Correta, porque indica avaliação inicial, controle de sangramento e imobilização adequada, que são condutas básicas e seguras no trauma.
- B)manejar e realizar realinhamento ortopédico dos ossos, no caso de fraturas; e administrar analgésico para diminuição da dor.
Errada, porque realinhamento ortopédico e administração de analgésicos não são condutas do professor e podem agravar a lesão.
- C)transportar a vítima o mais rápido possível para a Unidade Básica de Saúde ou hospital mais próximo da residência do aluno para proceder com a imobilização adequada.

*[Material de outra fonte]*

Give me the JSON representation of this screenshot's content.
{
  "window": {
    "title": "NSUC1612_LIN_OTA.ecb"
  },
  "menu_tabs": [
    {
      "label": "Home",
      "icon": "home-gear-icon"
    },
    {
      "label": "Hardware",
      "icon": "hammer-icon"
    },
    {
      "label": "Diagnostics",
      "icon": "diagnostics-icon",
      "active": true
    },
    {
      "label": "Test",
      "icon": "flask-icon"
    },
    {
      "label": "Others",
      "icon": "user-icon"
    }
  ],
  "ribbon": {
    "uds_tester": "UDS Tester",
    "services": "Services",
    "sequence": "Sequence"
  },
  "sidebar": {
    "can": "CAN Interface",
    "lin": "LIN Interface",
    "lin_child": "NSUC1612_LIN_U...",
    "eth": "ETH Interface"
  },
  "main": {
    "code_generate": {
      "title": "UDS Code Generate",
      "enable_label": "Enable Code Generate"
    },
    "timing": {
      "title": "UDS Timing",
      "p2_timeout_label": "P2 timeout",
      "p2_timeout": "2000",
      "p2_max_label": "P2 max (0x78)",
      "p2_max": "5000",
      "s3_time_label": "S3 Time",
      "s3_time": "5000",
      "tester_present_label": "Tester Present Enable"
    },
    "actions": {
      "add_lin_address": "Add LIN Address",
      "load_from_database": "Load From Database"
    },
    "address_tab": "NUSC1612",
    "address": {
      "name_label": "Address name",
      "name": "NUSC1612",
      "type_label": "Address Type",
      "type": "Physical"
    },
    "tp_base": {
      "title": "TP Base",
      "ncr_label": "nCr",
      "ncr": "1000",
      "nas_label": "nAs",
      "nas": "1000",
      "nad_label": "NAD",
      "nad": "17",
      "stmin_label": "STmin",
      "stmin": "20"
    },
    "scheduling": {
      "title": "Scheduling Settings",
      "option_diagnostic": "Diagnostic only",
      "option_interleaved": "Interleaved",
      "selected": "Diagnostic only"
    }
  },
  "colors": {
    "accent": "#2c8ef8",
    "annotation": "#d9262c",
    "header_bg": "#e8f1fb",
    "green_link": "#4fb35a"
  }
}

Errada, porque o transporte sem estabilização e a indicação de UBS/hospital por proximidade não substituem a imobilização e a avaliação adequada da cena.
- D)administrar medicamento analgésico para diminuição da dor; controlar e cobrir sangramentos e ferimentos com o material disponível, como camisas, panos e toalhas úmidas.

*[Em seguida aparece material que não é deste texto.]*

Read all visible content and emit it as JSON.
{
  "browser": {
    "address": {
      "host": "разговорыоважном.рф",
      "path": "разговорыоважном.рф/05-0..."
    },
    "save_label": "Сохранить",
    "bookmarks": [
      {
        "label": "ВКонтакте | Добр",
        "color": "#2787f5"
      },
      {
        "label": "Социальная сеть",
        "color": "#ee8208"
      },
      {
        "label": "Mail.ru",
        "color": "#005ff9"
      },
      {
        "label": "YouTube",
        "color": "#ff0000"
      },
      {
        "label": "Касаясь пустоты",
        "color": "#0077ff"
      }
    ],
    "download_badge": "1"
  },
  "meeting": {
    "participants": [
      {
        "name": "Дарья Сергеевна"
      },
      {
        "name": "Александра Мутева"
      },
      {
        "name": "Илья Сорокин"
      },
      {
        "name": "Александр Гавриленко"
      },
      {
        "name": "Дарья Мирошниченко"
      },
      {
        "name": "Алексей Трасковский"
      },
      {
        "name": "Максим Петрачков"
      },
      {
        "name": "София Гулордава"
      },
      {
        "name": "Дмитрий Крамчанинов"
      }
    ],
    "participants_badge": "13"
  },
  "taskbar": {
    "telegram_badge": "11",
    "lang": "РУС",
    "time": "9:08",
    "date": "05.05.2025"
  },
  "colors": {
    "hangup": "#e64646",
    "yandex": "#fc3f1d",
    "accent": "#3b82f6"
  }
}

Errada, porque não se deve administrar medicamento por conta própria e nem substituir material adequado por itens improvisados e úmidos.
Gabarito: A
Em traumas de membros superiores e inferiores, a regra de ouro no ambiente escolar é não inventar moda: primeiro você garante a segurança da cena, observa a vítima e reconhece sinais de gravidade, como dor intensa, deformidade, sangramento, alteração de sensibilidade, cor, pulsação e movimento. Em seguida, aciona o suporte adequado, informa a direção e a família, e evita manobras que possam piorar a lesão. Nos primeiros socorros, especialmente em suspeita de fratura, luxação ou entorse grave, a conduta correta é controlar sangramentos, cobrir ferimentos com material limpo e estéril quando possível, e imobilizar o membro na posição encontrada. A ideia é reduzir dor, evitar deslocamento dos fragmentos e prevenir novas lesões até a chegada do atendimento especializado. É justamente isso que torna a alternativa A correta: ela descreve a sequência segura e compatível com os protocolos de Suporte Básico de Vida e primeiros socorros. Em trauma, mexer demais pode transformar uma lesão importante em uma complicação ainda maior, então a prudência vale ouro. Já tentar realinhar os ossos, medicar por conta própria ou transportar sem estabilizar pode agravar o quadro. Em doutrina de primeiros socorros, a conduta do socorrista leigo ou do professor é de proteção, imobilização e acionamento do serviço de emergência, nunca de tratamento invasivo.